Человек, только что дравшийся и сохранивший вид победителя, крепко сложенный, с благородной внешностью, осанкой напоминавший военного, хотя и был одет в городское платье, - всего этого было более чем достаточно, чтобы поощрить славного малого, чей кнут если и не был, подобно трезубцу Нептуна, скипетром, означавшим власть над миром, то, во всяком случае, Филиппу казался скипетром весьма важным.
Автомедонт, нанятый за двадцать четыре су, пожирал пространство и вскоре доставил Филиппа на улицу Нёв-Сен-Жиль, к особняку графа де Калиостро.
Дом этот поражал крайней простотой своего внешнего вида и величавой грандиозностью линий, как и большинство строений, воздвигнутых в царствование Людовика XIV на смену мраморным и кирпичным безделушкам, возведенным при Людовике XIII в стиле эпохи Возрождения.
Поместительная карета, запряженная двумя прекрасными лошадьми, с мягкими рессорами, покачивалась на обширном парадном дворе.
Кучер дремал на козлах в своем подбитом лисьим мехом широком плаще; два лакея, из которых один был вооружен охотничьим ножом, молча расхаживали у подъезда.
Помимо этих лиц, нельзя было заметить никаких признаков того, что дом обитаем.
Кучер Филиппа, получив приказание въехать во двор (невзирая на свое скромное звание возницы фиакра), позвал привратника, который немедленно открыл массивные ворота.
Филипп соскочил на землю и побежал к подъезду, обратившись с вопросом сразу к обоим лакеям:
- Господин граф де Калиостро у себя?
- Господин граф собирается выехать, - отвечал один из лакеев.
- Тем больше оснований я имею спешить, - отвечал Филипп, - так как мне нужно поговорить с ним, пока он еще не выехал. Доложите о шевалье Филиппе де Таверне.
И он последовал за лакеем таким торопливым шагом, что оказался в гостиной в одно время с ним.
- Шевалье Филипп де Таверне! - повторил за лакеем мужественный и вместе мягкий голос. - Просите!
Филипп вошел, ощущая, как в нем рождается какое-то волнение, вызванное этим столь спокойным голосом.
- Извините меня, сударь, - сказал шевалье, обращаясь с поклоном к человеку высокого роста, необыкновенно крепкого сложения и с удивительно свежей и моложавой внешностью.
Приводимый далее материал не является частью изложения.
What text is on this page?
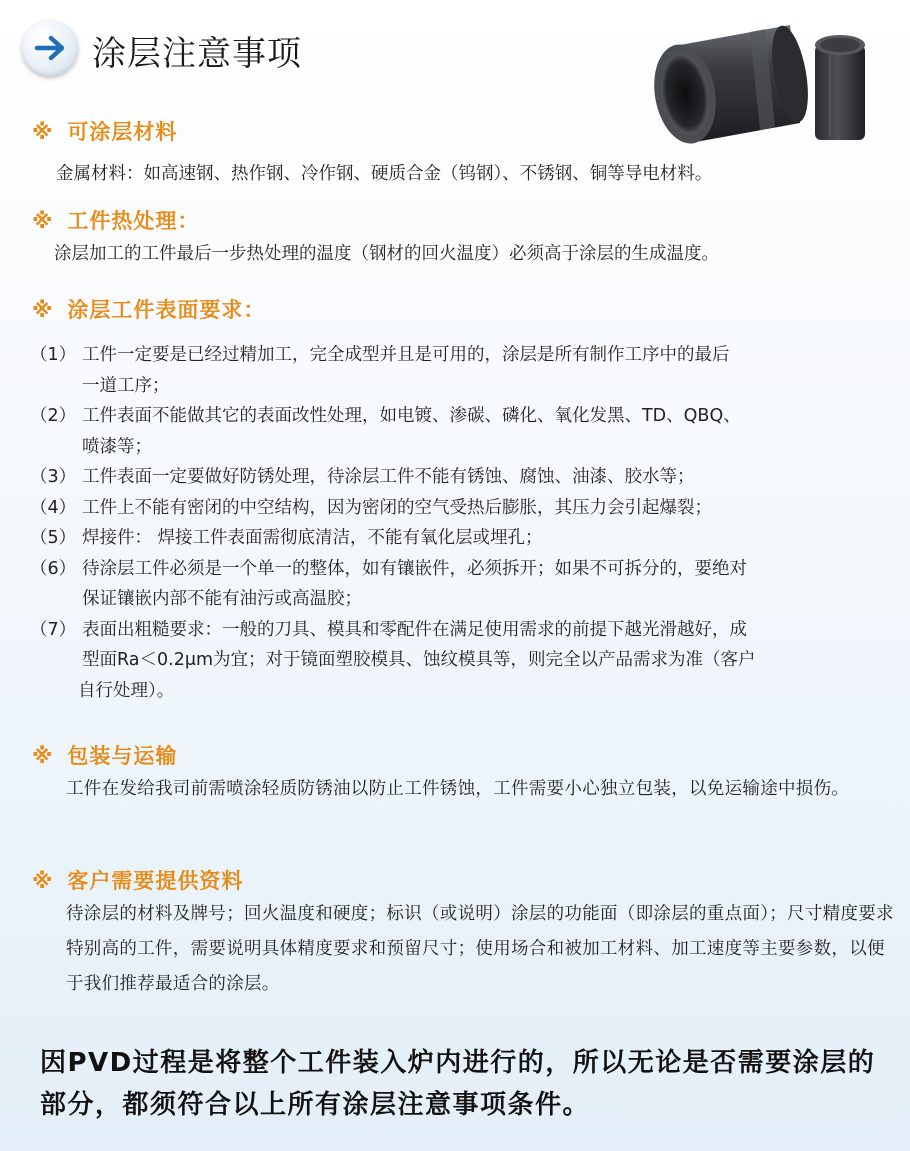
涂层注意事项
※ 可涂层材料
金属材料：如高速钢、热作钢、冷作钢、硬质合金（钨钢）、不锈钢、铜等导电材料。
※ 工件热处理：
涂层加工的工件最后一步热处理的温度（钢材的回火温度）必须高于涂层的生成温度。
※ 涂层工件表面要求：
（1） 工件一定要是已经过精加工，完全成型并且是可用的，涂层是所有制作工序中的最后
一道工序；
（2） 工件表面不能做其它的表面改性处理，如电镀、渗碳、磷化、氧化发黑、TD、QBQ、
喷漆等；
（3） 工件表面一定要做好防锈处理，待涂层工件不能有锈蚀、腐蚀、油漆、胶水等；
（4） 工件上不能有密闭的中空结构，因为密闭的空气受热后膨胀，其压力会引起爆裂；
（5） 焊接件： 焊接工件表面需彻底清洁，不能有氧化层或埋孔；
（6） 待涂层工件必须是一个单一的整体，如有镶嵌件，必须拆开；如果不可拆分的，要绝对
保证镶嵌内部不能有油污或高温胶；
（7） 表面出粗糙要求：一般的刀具、模具和零配件在满足使用需求的前提下越光滑越好，成
型面Ra＜0.2μm为宜；对于镜面塑胶模具、蚀纹模具等，则完全以产品需求为准（客户
自行处理）。
※ 包装与运输
工件在发给我司前需喷涂轻质防锈油以防止工件锈蚀，工件需要小心独立包装，以免运输途中损伤。
※ 客户需要提供资料
待涂层的材料及牌号；回火温度和硬度；标识（或说明）涂层的功能面（即涂层的重点面）；尺寸精度要求特别高的工件，需要说明具体精度要求和预留尺寸；使用场合和被加工材料、加工速度等主要参数，以便于我们推荐最适合的涂层。
因PVD过程是将整个工件装入炉内进行的，所以无论是否需要涂层的部分，都须符合以上所有涂层注意事项条件。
Это был не кто иной, как тот, кого мы видели сначала за столом у маршала де Ришелье, затем у Месмера, в комнате мадемуазель Олива́ и, наконец, на балу в Опере.
- Извинить вас, сударь? За что же? - ответил он.
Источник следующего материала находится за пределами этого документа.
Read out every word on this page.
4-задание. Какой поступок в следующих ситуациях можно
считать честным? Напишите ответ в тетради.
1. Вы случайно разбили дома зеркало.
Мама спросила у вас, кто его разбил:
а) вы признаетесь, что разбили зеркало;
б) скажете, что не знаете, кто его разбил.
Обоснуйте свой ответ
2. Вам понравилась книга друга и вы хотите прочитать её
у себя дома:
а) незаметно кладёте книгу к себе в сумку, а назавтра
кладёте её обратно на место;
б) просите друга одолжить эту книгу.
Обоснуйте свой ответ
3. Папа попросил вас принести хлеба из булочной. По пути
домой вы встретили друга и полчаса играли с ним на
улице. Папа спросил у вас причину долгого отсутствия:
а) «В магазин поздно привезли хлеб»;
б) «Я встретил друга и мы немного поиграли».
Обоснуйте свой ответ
- За то, что я помешал вам выехать.
- Вы имели бы основание извиняться, если бы, наоборот, явились позже, шевалье.
- Почему это?
- Потому что я вас ждал.
Филипп сдвинул брови.
- Как? Вы меня ждали?
- Да, я был предупрежден о вашем посещении.
- Вы были предупреждены о моем посещении?
- Ну да, вот уже два часа. Ведь, не правда ли, вы собирались быть у меня час или два тому назад, когда происшествие, не зависящее от вашей воли, заставило отсрочить исполнение этого намерения?
Филипп сжал кулаки; он чувствовал, что этот человек начинает приобретать над ним какую-то необъяснимую власть.
А тот продолжал, не обращая ни малейшего внимания на нервные движения Филиппа:
- Садитесь же, господин де Таверне, прошу вас.
И он подвинул Филиппу стоявшее перед камином кресло.
- Это кресло было поставлено здесь для вас, - добавил он.
- Довольно шуток, господин граф, - отвечал Филипп голосом, который он силился сделать таким же спокойным, как у хозяина, но не мог сдержать в нем легкой дрожи.
- Я не шучу, сударь; я вас ждал, повторяю вам.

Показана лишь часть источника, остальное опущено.